I wanted to wave it off, but Bill didn't swear at work—ever. "Someone accessed my locker?" No. No no no.
"According to this, you did. Last night, about an hour after I walked you and your friend to your car. Let's go have a look."
Five minutes later, we stared into my empty locker. I swallowed hard. "Um… so I'm going to do that incident report, and then, since I can't dive anyway, I'd like your permission to set up a field lab offsite. I've got friends who live by the beach, and I think I'm going to stay with them for a few days. In a house that has lots of people living there."
Bill nodded, his face pale. "Permission granted. Though I need you to submit?—"
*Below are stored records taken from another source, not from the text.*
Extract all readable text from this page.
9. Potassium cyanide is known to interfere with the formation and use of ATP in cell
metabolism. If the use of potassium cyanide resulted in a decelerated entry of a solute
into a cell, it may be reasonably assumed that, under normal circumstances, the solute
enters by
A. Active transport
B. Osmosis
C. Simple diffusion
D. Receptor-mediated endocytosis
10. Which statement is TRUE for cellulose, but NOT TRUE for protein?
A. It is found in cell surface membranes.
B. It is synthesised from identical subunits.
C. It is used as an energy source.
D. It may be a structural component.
"An official request. I know. I'll do that right after the incident report."
"I'll be looking for it." He glanced back into the locker. "Maybe call a friend to help you pack up all your samples and things. So you don't have to walk out to the parking lot alone."
Which brings me to now, standing beside the receptionist in the lobby and resisting the urge to bite my nails while I wait for Aqua and Perry.
"Why are you being weird?" she asks.
"You wouldn't believe me if I told you."
"I dunno. My roommate's best friend works in a dive bar. I've heard some fucked-up— Whoa, who is that ?"
Spotting them at the same time she does, I exhale in relief. "My friends."
" Just friends? Or, like… are any of them available?"
For the first time since Bill called me into his office, I smile. "The one with green hair and the short one are together. And the one with blue hair is mine."